You’ll hear that the ideal amount to put down on a house is 20% of the total cost, which for some, is simply out of the question. But just because you don’t have the cash doesn’t necessarily mean you can’t afford a mortgage. You don’t even have to put 20% down.
Federal Housing Administration Loans (FHA Loans) give you the option to put as little as 3.5% down. When your down payment dips below 20% though, you run into Private Mortgage Insurance, or PMI, which is an additional monthly payment.
But it’s not all bad news if 20% down is out of reach. The New York Times reported in September of 2009 that in the wake of the mortgage meltdown, lenders who used PMI received lower interest rates. In the lenders’ eyes, a down payment with PMI is insured, and therefore less risky.
In addition to a potentially lower interest rate, you have added flexibility with your money. With a traditional down payment, 20% of your home’s value is tied up in cash. That cash can be used to make repairs, make additional investments, or make additional payments on your PMI, which goes away once you paid the equivalent of 20% equity in your home.
Myth #3 Buying is best
Home ownership has its benefits. Things like tax deductions, pride of ownership and having additional equity are all great reasons. But it also comes with its hangups. Maintenance, a potential loss in equity…what if you have to move suddenly for a job?
But if you rent, those troubles go out the window.
For some, the ability to call a property manager when your roof springs a leak is well worth giving up that pride of ownership. Sure it feels great to mow your lawn for the first time this season. But come August, renters feel great to be able to sit back and sip lemonade without breaking a sweat.
What’s more, rent is relatively fixed. Increases can occur, but if it gets too costly to live in that Manhattan penthouse, you always have the option to pick up and find something more affordable.

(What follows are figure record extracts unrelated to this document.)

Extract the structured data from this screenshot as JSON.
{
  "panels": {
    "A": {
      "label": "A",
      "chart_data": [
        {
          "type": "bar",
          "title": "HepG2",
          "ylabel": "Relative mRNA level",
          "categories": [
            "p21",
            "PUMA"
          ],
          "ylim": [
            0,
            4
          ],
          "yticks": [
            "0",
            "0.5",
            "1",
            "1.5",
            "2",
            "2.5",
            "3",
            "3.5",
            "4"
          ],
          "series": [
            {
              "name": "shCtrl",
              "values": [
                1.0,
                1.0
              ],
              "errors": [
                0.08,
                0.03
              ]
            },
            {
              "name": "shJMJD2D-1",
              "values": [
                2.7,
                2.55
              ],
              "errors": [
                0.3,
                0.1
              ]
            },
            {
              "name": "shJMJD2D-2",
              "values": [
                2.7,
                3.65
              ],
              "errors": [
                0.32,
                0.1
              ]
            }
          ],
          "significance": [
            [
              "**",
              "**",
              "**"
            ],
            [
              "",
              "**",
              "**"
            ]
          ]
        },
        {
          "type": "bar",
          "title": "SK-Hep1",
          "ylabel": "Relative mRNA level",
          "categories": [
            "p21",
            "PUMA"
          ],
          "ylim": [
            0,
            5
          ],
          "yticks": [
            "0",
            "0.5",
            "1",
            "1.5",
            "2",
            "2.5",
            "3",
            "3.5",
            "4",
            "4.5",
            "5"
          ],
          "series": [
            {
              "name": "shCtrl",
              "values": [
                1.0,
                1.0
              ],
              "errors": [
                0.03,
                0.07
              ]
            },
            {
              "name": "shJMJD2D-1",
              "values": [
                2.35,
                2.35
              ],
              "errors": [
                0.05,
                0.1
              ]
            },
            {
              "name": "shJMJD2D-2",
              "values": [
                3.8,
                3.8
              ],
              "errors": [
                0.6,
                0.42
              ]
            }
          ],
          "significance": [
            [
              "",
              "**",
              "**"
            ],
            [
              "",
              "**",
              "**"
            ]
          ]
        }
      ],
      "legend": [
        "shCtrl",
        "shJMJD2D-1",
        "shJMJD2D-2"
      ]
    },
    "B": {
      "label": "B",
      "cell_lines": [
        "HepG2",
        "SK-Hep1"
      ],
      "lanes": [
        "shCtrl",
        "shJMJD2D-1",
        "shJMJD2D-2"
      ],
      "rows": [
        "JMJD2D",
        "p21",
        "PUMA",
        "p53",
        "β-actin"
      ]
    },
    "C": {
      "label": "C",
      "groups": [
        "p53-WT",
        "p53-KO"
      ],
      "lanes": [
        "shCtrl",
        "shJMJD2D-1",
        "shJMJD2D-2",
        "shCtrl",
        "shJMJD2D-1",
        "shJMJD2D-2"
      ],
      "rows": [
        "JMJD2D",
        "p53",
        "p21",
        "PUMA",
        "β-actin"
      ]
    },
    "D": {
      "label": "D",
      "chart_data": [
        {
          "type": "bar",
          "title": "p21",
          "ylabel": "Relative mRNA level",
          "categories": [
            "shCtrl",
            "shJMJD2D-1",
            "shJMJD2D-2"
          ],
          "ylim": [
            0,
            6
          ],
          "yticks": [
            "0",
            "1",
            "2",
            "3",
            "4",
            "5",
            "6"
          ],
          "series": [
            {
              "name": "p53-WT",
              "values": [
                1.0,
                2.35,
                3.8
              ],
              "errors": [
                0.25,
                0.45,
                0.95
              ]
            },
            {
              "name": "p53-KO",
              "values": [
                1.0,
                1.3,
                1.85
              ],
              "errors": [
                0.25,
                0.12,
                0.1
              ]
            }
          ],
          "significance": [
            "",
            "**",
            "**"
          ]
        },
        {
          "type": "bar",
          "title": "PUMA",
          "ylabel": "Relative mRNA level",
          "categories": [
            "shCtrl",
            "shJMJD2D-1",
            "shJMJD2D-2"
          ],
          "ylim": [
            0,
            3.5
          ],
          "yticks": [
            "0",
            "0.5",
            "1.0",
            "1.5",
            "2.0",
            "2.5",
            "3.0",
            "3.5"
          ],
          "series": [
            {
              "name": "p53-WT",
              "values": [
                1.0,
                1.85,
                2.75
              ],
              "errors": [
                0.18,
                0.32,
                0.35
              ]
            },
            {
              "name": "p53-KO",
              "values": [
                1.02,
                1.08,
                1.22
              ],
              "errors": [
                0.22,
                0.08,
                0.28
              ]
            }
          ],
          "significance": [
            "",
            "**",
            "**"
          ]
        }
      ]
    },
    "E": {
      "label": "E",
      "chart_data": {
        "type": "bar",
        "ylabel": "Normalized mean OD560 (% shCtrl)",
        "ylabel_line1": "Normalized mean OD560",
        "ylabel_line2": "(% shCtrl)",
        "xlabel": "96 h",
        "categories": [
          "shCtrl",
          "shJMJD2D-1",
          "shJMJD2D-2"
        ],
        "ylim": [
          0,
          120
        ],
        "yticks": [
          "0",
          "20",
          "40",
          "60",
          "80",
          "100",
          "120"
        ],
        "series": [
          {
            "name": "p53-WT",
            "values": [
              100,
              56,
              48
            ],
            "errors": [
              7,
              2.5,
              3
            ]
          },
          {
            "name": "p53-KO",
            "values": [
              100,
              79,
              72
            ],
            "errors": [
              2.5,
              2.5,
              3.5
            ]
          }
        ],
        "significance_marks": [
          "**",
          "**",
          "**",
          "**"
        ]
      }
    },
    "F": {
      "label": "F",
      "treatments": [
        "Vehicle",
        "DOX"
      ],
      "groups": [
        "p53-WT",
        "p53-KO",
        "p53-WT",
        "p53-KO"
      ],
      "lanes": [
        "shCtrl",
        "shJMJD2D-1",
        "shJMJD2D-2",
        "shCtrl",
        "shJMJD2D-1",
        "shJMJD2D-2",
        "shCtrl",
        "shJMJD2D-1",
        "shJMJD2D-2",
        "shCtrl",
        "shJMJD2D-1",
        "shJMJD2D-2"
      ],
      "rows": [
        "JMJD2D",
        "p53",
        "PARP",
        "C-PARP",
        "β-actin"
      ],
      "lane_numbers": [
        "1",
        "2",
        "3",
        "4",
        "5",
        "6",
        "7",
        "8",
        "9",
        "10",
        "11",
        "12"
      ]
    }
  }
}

No questions asked.
Renting is ideal for some, just like home ownership is perfect for others.
Myth #4: Remodeling equals higher resale
Remodeling is a great way to breathe new life into the look of your house.
But that’s it.
It’s not an investment.
Whether you’re putting in a new shower, hardwood floors or new countertops, the money you spend could be recouped in the value of your home. But it’s not a guarantee.
Another thing to keep in mind: your favorite look might not be liked by everyone else. An extra lush pile and wood paneling just might make the den your favorite room in the house, potential buyers might not agree.
The best remodels are ones that add function and are pleasing to you or your family. Not the ones that make the most money when it comes time to sell.
Myth #5: It’s a bad time to buy/sell
No matter where you are in the country, no matter what’s happening in the housing market, nobody knows better than you when it’s a good time to buy or sell.
If a job relocation takes you to a different city, then the time to sell is now. If you and your kids are piled on top of each other, four to a bed a-la Charley Bucket’s grandparents, the time to buy is now.
Your situation will also dictate your timing. Do you have enough to put down on a home? Is there a strong enough reason to sell the home you’re in? Is your credit score beefy enough to get a decent interest rate? It all factors in.
Regardless of the market, there are homes out there that meet (or exceed) your needs. And if you’re looking to sell, the right price can get an offer.
Weighing the cost of selling your house (and not making 100% back on that dream den) is your decision. And nobody knows your situation better than you.
Buying and selling a house is a high pressure, high intensity process. You might not ever buy anything more expensive than your home, so go ahead and get worked up a little. It’s only natural.
There are enough twists to turn the stomach of even the most experienced of us.
Coupled with the advice that you get from your know-it-all uncle and your most trusted friend, your experience will be yours and yours alone. So use your best judgment, keep your wits about you, and armed with the top 5 debunked housing market myths. You’ll be just fine.